The Story Behind “No One Will Ever Love Him”
Today we’re taking a break from the Q&A with our masthead to bring you a post written by one of our contributors. Read Anne R. Allen’s poem “No One Will Ever Love Him,” (Spring 2013) and find out what event prompted her to compose the piece.
The Story Behind the Poem, “No One Will Ever Love Him”
by Anne R. Allen
I’m not really a poet. My muse seems to have a comfort zone of 60K-100K words. I’ve only had about a dozen poems and short stories published over the last decade—most of them written before I was publishing novels.
“No One Will Ever Love Him“—written about a year ago—is my most recent.

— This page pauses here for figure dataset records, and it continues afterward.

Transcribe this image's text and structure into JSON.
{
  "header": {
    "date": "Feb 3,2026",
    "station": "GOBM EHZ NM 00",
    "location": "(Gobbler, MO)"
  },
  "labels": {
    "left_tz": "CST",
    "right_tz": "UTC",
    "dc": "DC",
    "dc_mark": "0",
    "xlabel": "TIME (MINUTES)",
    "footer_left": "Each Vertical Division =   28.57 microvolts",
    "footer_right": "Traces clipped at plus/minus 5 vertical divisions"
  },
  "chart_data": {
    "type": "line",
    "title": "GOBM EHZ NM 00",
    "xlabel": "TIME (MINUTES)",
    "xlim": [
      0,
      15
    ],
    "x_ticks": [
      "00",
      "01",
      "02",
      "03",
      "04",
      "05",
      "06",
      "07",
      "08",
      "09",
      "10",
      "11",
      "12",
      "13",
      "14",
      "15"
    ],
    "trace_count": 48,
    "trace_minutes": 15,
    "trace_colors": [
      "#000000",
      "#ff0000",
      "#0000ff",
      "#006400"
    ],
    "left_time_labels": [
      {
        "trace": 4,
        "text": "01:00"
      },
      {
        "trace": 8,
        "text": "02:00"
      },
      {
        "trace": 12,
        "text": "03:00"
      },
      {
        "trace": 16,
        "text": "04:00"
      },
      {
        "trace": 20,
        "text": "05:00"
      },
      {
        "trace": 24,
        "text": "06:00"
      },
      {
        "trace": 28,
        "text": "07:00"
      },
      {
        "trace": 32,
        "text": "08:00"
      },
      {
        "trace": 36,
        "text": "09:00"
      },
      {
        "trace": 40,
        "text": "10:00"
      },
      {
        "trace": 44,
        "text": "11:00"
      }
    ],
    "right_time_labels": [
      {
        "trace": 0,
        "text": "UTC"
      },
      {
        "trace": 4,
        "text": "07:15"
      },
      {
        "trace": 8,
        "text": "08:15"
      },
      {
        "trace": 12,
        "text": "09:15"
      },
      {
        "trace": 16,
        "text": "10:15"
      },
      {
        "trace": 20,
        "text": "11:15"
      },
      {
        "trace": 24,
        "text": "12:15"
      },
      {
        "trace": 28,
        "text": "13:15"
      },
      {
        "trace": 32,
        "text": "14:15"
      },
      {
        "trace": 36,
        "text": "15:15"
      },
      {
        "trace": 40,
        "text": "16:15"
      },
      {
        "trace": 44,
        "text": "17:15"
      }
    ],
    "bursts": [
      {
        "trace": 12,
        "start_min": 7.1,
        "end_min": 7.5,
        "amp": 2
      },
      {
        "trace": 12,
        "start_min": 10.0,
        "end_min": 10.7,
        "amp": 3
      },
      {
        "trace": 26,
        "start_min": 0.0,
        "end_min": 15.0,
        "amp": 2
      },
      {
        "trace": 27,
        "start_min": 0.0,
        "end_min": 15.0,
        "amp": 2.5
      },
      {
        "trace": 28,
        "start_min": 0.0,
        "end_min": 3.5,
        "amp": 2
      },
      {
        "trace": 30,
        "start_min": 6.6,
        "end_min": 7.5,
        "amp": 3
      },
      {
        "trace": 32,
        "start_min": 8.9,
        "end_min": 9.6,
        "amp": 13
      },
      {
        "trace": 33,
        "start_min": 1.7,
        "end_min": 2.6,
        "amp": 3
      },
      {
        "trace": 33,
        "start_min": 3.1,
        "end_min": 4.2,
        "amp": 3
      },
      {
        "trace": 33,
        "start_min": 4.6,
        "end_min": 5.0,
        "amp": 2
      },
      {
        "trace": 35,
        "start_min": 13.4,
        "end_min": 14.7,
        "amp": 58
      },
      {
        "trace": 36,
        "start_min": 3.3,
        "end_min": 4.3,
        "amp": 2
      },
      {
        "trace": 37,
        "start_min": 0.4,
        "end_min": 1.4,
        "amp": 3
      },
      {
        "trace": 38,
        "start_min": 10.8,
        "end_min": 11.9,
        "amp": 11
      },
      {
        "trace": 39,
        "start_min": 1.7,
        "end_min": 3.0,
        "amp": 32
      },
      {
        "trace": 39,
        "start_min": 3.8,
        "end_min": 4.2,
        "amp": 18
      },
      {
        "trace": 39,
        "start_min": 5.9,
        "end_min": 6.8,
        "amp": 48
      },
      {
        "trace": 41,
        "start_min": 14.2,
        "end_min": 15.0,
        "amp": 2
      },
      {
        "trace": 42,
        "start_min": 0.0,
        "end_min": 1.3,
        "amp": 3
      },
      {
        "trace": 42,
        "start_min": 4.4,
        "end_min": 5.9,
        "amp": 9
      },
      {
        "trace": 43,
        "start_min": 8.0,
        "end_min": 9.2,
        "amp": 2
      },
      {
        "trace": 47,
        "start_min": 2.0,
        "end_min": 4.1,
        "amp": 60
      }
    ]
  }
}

When a poem or flash-fiction piece comes to me, it often emerges as a whole, needing only a few alterations. It will usually show up when I’m working on something longer or my focus is elsewhere.
Like a needy little kid, the poem will keep tugging on me until I give it the attention it needs.
This particular poem came to me while I was on the phone. I’d been listening to a former friend complain about a bad boyfriend. I say “former” because this woman developed some serious talkaholic problems that made it tough to maintain a friendship. She’d get home from work and dial my number and dump her complaints of the day but never let me speak.
I think she knew what I was likely to say, and she couldn’t bear to hear it.
She’d had a series of boyfriends who all seemed to have substance abuse problems combined with difficult-mother issues.
On this occasion, my friend told me at great length how her bad boyfriend had abused a dog.
It upset me a lot, and because she talked over me when I tried to respond, I wasn’t able to tell her what I wanted to say: “Run! You’re going to be next.”
She nattered on about this man’s terrible childhood with an alcoholic mother, and how she felt it was up to her to give him the love he’d never had.
“No one has ever loved him!” she kept saying.
“And no one ever will,” I said. “Not the way he wants. Because he doesn’t believe he’s lovable Can’t you see how hard he’s working to create a self-fulfilling prophecy?”
She hung up on me.
I grabbed a piece paper and wrote this poem.
Anne R. Allen is the author of six romantic-comedy mysteries and a guidebook for authors co-written with Catherine Ryan Hyde. Anne’s blog, which she shares with Ruth Harris, was named one of Writer’s Digest’s Best 101 Websites for Writers for 2013. Her award-winning poems and short fiction have appeared in journals as diverse as the literary humor magazine Opium and the Silver Boomer Anthology From the Porch Swing.